Dr. Gudrun Zahlmann, GSF - National Research Centre for Environment and Health, Germany
We are facing a severe problem with regard to the limited life cycle of projects. At the research institutes, there is enough bandwidth available to deliver more services but all we have to deliver are nice projects and nothing more.
We are stepping into a very new field of work and delivering the technology but we continuously struggle against the short life time of projects and the restricted funding. There should be a way to bridge the gap between the actual project's period and the real life service. Therefore, industrial support is needed.
Dr. Andy Marsh
This is a topic which has come up many times because, if you see the honeycomb diagram from above, at one side you have the research centres which are responsible for the commercialization and prototyping of products. At the other side, you have the marketing and selling industry but we need an intermediate glue to a company in the middle to bring the various entities together in order to make the product.
Dr. Gudrun Zahlmann
I fear that the research community has to make money of the projects.

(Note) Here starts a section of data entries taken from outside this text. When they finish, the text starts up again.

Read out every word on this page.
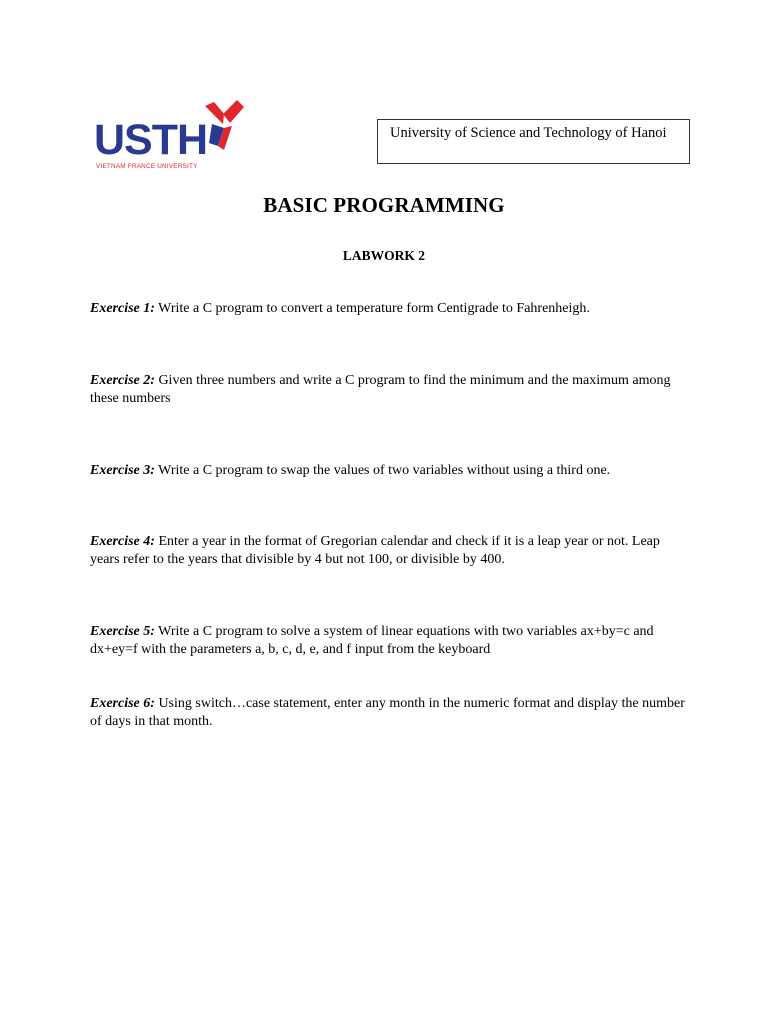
USTH
VIETNAM FRANCE UNIVERSITY
University of Science and Technology of Hanoi
BASIC PROGRAMMING
LABWORK 2
Exercise 1: Write a C program to convert a temperature form Centigrade to Fahrenheigh.
Exercise 2: Given three numbers and write a C program to find the minimum and the maximum among these numbers
Exercise 3: Write a C program to swap the values of two variables without using a third one.
Exercise 4: Enter a year in the format of Gregorian calendar and check if it is a leap year or not. Leap years refer to the years that divisible by 4 but not 100, or divisible by 400.
Exercise 5: Write a C program to solve a system of linear equations with two variables ax+by=c and dx+ey=f with the parameters a, b, c, d, e, and f input from the keyboard
Exercise 6: Using switch…case statement, enter any month in the numeric format and display the number of days in that month.
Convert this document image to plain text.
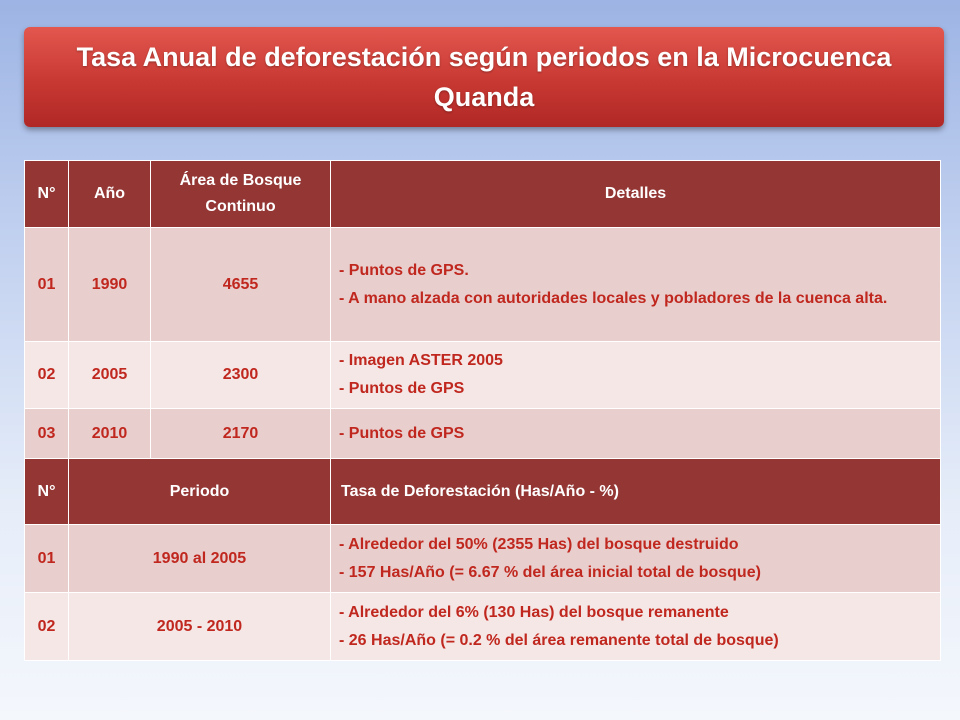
Tasa Anual de deforestación según periodos en la Microcuenca Quanda
N°	Año	Área de Bosque Continuo	Detalles
01	1990	4655	- Puntos de GPS.
- A mano alzada con autoridades locales y pobladores de la cuenca alta.

02	2005	2300	- Imagen ASTER 2005
- Puntos de GPS

03	2010	2170	- Puntos de GPS

N°	Periodo		Tasa de Deforestación (Has/Año - %)
01	1990 al 2005		- Alrededor del 50% (2355 Has) del bosque destruido
- 157 Has/Año (= 6.67 % del área inicial total de bosque)

02	2005 - 2010		- Alrededor del 6% (130 Has) del bosque remanente
- 26 Has/Año (= 0.2 % del área remanente total de bosque)
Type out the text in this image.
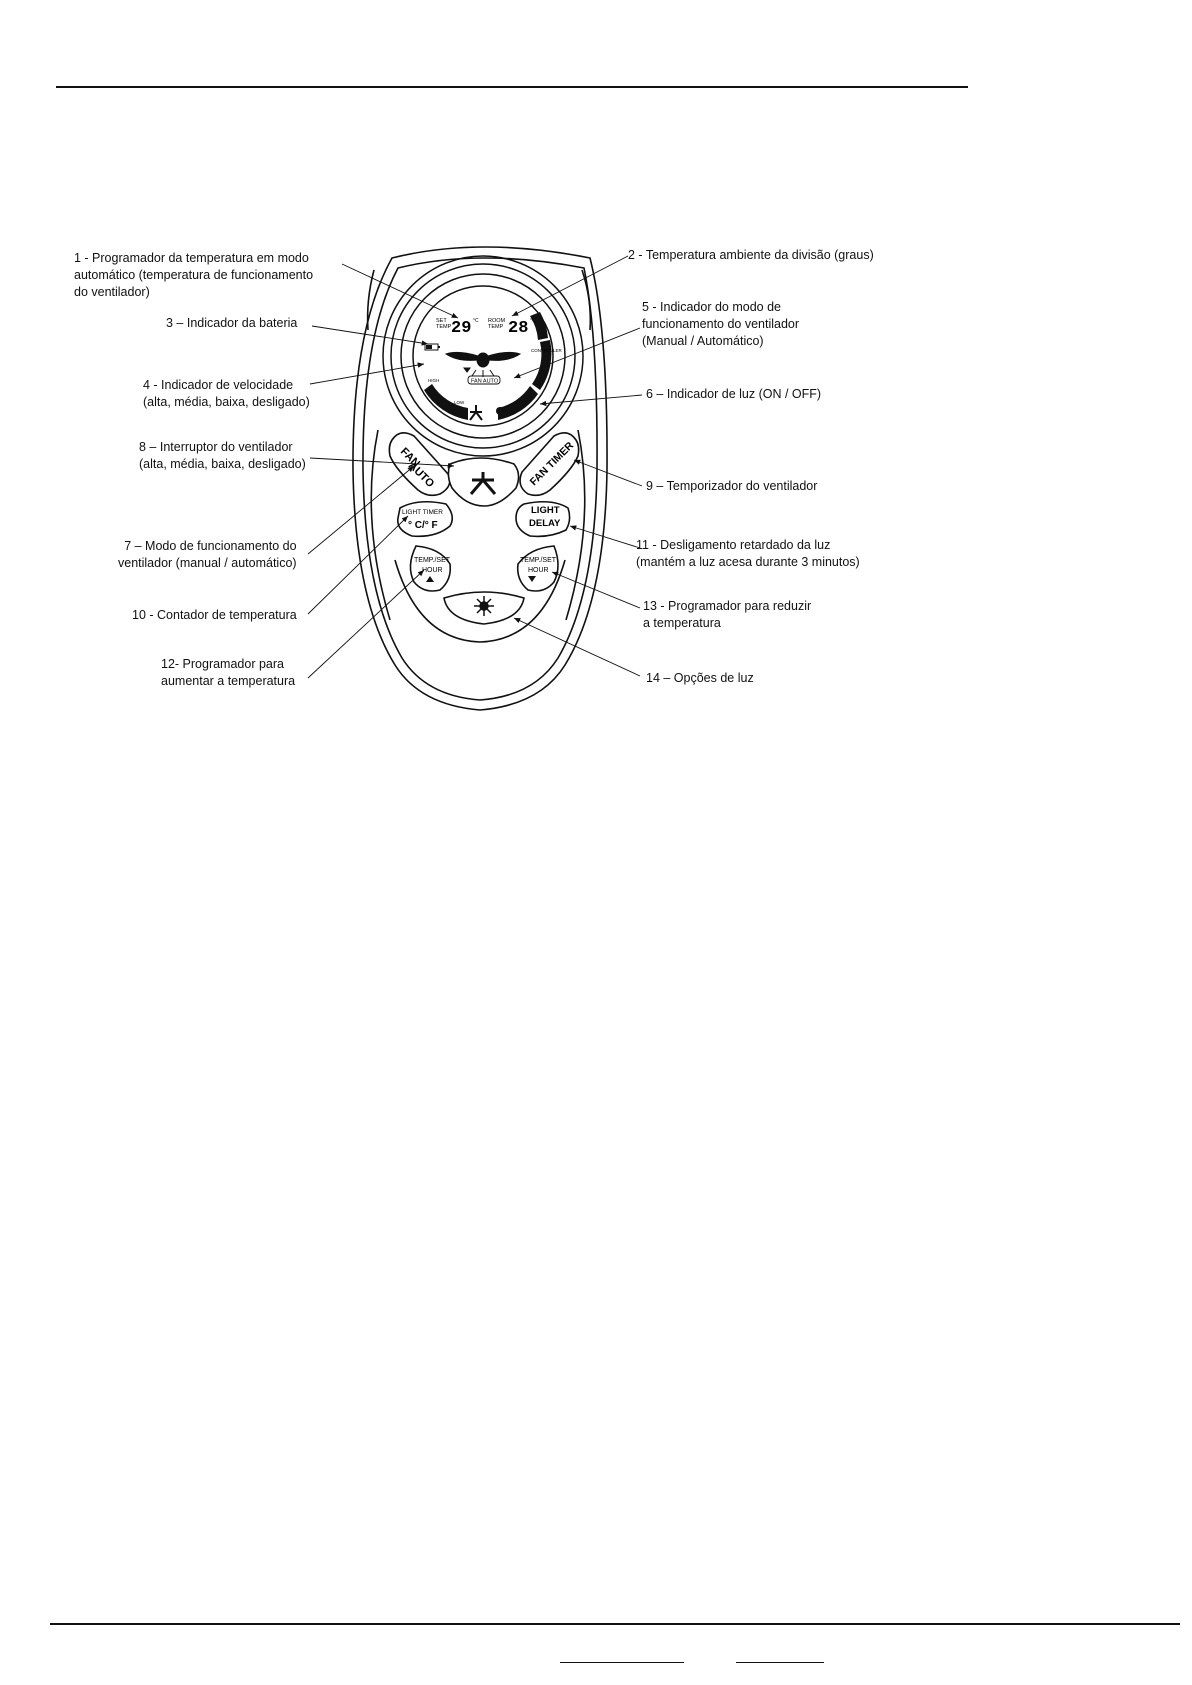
SET
TEMP 29 °C ROOM
TEMP 28 °C
CONTROLLER
FAN AUTO
HIGH
LOW
FAN
AUTO	FAN TIMER
LIGHT TIMER
° C/° F
LIGHT
DELAY
TEMP./SET
HOUR
TEMP./SET
HOUR
1 - Programador da temperatura em modo
automático (temperatura de funcionamento
do ventilador)
2 - Temperatura ambiente da divisão (graus)
3 – Indicador da bateria
4 - Indicador de velocidade
(alta, média, baixa, desligado)
5 - Indicador do modo de
funcionamento do ventilador
(Manual / Automático)
6 – Indicador de luz (ON / OFF)
7 – Modo de funcionamento do
ventilador (manual / automático)
8 – Interruptor do ventilador
(alta, média, baixa, desligado)
9 – Temporizador do ventilador
10 - Contador de temperatura
11 - Desligamento retardado da luz
(mantém a luz acesa durante 3 minutos)
12- Programador para
aumentar a temperatura
13 - Programador para reduzir
a temperatura
14 – Opções de luz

Dr. Yiannis Samiotakis, Atkosoft S.A., Greece
From our experience, we have found that these main issues in research are organizational. As a research industry, health care is very institutional. The great issue is economics. In the equation, something is missing because the benefit goes to the patient while the cost savings are not being integrated into the equation. Let's take the example of some patient who is referred to a doctor on his own expenses. The patient gets all the profits in the equation since telemedicine is very cost-efficient and could be driven by market forces. The problem in the equation is that the services are paid by individuals. In this way, telemedicine is going to make the equation cost-effective only for the patient, but not for the institutionalized health care. Therefore, there is no market force to support or to push forward the adoption of telemedicine.
Dr. Ewart Carson, City University of London, United Kingdom
I think we've got a number of issues here. The user requirements are absolutely essential because the technology is only going to be adopted if it can produce real benefit. We are limited by social change which causes us to face some constraints.
In the United Kingdom, the integration of Information Technology into health care has been a disaster in the past two years due to a centralized approach of the British government. It still is even now. In spite of all the good words for telemedicine which are expressed by politicians, there is no funding.
If we really want to be serious about this, we have got to enter the fora of the medical professionals. Last year, I was in a diabetes conference where there was a half day devoted to informatics engineers talking to an audience of 500 doctors and we caused them to listen to us. It's up to us to take the views, the ideas, the opportunities that we've got, into the light.
Dr. Luis Kun
We have indeed a technology here which requires teamwork from both government and industry, in co-operation with the information technology scientists and the medical community.